Trigonometric proof of Pythagorean theorem

Question

Let $\alpha$ be the angle opposite to side $a$, and $\beta$ be the angle opposite to side $b$, and without loss of generality, assume that $0 < \alpha \leq \beta < 90^\circ$.

We now have:

$$\begin{align} \cos(\beta) &= \cos(\alpha − (\alpha − \beta)) \\ &= \cos(\alpha) \cos(\alpha − \beta) + \sin(\alpha) \sin(\alpha − \beta) \\ &= \cos(\alpha)(\cos(\alpha) \cos(\beta) + \sin(\alpha) \sin(\beta)) + \sin(\alpha)(\sin(\alpha) \cos(\beta) − \cos(\alpha) \sin(\beta)) \\ &= (\cos^2(\alpha) + \sin^2(\alpha)) \cos(\beta), \end{align}$$

from which it follows that $\cos^2(\alpha) + \sin^2(\alpha) = 1$, since $\cos(\beta)$ is the ratio between one leg and the hypotenuse of a right triangle, and as such is never zero. The theorem now follows from the definitions of sine and cosine and scaling.

I am not sure if I am understanding the proof correctly; I have trouble getting what the "scaling" means and why it is necessary.

Answer 1

The proof you mentioned showed that for any $\alpha\in\left(0,\frac\pi2\right)$, $$ \cos^2\alpha+\sin^2\alpha=1 $$ Therefore, for any $l>0$, $$ (l\cos\alpha)^2+(l\sin\alpha)^2=l^2 $$ This process is called scaling. Consider a rectangular triangle. Let an acute angle of it be $\alpha$, then $l\cos \alpha$ and $l\sin\alpha$ are the side lengths of the rectangular sides, and $l$ is the length of the longest side. Since $\alpha$ is arbitrary, Pythagoreion theorem is proved.

Note. There is no circular reasoning here, as we can deduce formulas for things like $\cos(\alpha+\beta)$ without using Pythagoreion theorem. Consider the following rectangle. (In the picture $\gamma=\alpha+\beta$)

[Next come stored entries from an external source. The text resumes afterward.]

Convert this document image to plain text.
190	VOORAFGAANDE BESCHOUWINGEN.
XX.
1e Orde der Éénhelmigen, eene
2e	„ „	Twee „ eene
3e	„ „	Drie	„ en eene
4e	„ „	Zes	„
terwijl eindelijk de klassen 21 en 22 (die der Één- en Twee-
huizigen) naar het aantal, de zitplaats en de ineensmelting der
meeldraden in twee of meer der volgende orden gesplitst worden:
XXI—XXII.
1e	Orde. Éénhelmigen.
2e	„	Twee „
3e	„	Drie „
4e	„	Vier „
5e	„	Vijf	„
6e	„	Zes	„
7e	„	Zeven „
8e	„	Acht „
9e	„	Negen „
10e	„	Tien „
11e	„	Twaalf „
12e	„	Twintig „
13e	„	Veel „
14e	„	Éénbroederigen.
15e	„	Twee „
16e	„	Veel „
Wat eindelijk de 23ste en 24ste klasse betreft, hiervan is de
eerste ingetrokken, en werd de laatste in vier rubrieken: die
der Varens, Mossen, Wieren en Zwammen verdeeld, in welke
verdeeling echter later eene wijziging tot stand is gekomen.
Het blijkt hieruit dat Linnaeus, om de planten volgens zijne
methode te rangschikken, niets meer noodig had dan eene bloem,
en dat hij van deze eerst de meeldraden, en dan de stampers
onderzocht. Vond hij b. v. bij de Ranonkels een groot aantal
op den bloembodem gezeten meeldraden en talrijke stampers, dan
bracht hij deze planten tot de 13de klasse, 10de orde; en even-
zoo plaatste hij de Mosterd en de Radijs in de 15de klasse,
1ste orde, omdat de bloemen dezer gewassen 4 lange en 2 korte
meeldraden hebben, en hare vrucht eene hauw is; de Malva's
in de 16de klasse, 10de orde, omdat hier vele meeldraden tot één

Here we have $$ \begin{align} \cos(\alpha+\beta)=\frac ah&&\cos\alpha=\frac{a+b}g&&\cos\beta=\frac gh&&\sin\alpha=\frac eg&&\sin\beta&=\frac dh \end{align} $$ Therefore, $$ \cos\alpha\cos\beta-\sin\alpha\sin\beta=\frac{a+b}h-\frac eg\cdot\frac dh=\frac{a+b}h-\frac bh=\frac ah=\cos(\alpha+\beta) $$ Since by triangular similarity $\frac dg=\frac be$.

Answer 2

Trigonometric constructions are based on the Pythagorean theorem, and we have a big chances to get incorrect proof. However, we can try to use an idea of the trigonometrical circle.

The set of possible third vertices $\;B(x,y)\;$ of the right triangle with the given vertices $A(-R,0)$ and $C(R,0)$ can be calculated from the condition $$\overrightarrow{AB} \perp \overrightarrow{BC} \Rightarrow \{x+R,y\}.\{R-x, -y\}=0,$$ or $$R^2-x^2-y^2=0.$$

On the other hand, $R$ is the hypotenuse of the right triangle OBX with the legs $OX=x$ and $XB=y.$

Proved!

Answer 3

With reference to the following sketch

from what you have already shown, we obtain

$$\cos^2 \alpha + \sin^2 \alpha =1 \implies c^2\cos^2 \alpha + c^2\sin^2 \alpha =c^2 \implies \boxed{a^2+b^2=c^2}$$